As head of the nation's largest Roman Catholic archdiocese and president of the U.S. Conference of Catholic Bishops, Dolan is one of the best-known religious figures in the United States.
"He is a man of great intelligence and personal warmth, and a dedicated shepherd of the church," said the Rev. John Jenkins, Notre Dame's president. "We were pleased to have him here in 2011 to give the inaugural lecture for the Notre Dame Project on Human Dignity, and we are grateful that he has accepted our invitation to join us in celebrating the achievements of our students and to provide them with words of wisdom as they set out into the world."
Jenkins was criticized for inviting President Barack Obama to give the commencement speech in 2009 because his policies on stem cell research and abortion run counter to Catholic teaching.

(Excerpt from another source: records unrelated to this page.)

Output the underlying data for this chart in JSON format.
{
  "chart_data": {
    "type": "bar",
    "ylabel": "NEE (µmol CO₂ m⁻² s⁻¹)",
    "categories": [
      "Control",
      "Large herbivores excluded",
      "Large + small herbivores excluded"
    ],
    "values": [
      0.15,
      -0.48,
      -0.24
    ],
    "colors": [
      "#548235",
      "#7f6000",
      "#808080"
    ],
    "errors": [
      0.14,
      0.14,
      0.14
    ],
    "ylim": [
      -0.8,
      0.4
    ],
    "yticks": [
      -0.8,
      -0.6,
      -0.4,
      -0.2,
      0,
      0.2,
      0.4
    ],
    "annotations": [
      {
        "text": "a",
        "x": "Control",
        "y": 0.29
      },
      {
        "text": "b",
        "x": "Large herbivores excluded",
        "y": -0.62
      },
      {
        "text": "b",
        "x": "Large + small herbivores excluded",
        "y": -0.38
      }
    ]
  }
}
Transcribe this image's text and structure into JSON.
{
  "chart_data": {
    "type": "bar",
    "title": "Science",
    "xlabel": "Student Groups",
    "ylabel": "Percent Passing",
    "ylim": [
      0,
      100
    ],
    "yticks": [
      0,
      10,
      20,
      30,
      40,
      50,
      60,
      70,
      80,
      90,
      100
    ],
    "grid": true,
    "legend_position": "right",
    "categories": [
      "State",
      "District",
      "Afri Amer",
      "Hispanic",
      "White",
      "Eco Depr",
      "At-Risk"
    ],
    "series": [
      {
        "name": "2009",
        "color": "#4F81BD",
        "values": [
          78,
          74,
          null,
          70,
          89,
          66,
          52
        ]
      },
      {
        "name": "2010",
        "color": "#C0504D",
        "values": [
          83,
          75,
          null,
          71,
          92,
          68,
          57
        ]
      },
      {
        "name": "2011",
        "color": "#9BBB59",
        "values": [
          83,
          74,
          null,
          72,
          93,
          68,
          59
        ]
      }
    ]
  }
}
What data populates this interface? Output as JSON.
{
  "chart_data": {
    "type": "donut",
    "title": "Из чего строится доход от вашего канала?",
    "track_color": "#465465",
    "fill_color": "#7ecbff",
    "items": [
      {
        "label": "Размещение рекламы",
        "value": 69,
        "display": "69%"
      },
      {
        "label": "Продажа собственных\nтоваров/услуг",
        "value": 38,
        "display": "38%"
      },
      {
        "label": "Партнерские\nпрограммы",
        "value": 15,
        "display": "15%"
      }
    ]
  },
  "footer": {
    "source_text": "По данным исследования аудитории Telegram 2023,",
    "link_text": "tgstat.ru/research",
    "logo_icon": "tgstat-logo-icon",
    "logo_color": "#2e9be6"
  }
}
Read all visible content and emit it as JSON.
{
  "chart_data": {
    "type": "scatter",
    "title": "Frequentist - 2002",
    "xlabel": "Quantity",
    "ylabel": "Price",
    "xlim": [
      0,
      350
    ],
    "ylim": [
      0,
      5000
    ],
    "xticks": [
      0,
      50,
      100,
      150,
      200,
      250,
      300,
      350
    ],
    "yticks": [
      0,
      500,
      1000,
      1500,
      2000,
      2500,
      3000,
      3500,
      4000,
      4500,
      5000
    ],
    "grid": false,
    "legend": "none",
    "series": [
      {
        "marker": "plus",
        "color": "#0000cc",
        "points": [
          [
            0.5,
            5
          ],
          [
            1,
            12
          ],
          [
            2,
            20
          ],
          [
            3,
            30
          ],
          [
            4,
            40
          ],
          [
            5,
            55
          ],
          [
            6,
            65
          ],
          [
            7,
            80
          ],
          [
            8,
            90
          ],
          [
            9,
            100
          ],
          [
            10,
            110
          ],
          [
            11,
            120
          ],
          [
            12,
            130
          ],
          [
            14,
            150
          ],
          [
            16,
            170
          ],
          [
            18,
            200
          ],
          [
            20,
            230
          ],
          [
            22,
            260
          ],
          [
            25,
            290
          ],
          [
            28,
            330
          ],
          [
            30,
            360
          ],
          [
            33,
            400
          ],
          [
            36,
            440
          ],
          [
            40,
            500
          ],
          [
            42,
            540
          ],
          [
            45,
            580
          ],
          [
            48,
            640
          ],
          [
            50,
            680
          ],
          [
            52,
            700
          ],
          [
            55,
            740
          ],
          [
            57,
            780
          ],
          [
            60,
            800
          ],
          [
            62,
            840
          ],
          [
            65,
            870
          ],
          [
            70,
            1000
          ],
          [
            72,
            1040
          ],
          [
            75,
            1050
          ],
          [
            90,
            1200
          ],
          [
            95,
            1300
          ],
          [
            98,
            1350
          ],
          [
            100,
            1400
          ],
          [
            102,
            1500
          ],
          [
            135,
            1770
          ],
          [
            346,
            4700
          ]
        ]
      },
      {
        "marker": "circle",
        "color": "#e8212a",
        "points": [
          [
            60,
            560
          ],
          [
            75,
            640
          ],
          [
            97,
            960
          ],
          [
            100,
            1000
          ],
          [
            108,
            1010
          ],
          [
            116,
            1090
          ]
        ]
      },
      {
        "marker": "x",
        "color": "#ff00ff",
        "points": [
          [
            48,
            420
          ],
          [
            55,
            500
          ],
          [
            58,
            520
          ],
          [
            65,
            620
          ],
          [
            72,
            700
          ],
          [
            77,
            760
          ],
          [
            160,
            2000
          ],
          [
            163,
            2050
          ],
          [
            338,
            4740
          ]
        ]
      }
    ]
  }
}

Obama's appearance, including being awarded an honorary degree, sparked protests and led dozens of bishops questioned Jenkins' judgment.
NBC News anchor Brian Williams was the main speaker in 2010, then-Defense Secretary Robert Gates gave the speech in 2011 and alumna Haley Scott DeMaria, who was severely injured when a bus carrying the Notre Dame women's swim team crashed on the Indiana Toll Road in 1992, spoke last year.
The 63-year-old Dolan was installed as archbishop of New York in 2009 after serving as archbishop of Milwaukee. He was elevated to cardinal a year ago. He gave a speech on spreading the faith that was highly praised and was mentioned in some Italian media as someone having the qualities of a future pope. He also gave benedictions at both the Republican and Democratic national conventions.
Dolan will be part of the College of Cardinals meeting soon to elect a new pope.
Dolan also will receive an honorary degree from Notre Dame at the May 19 commencement.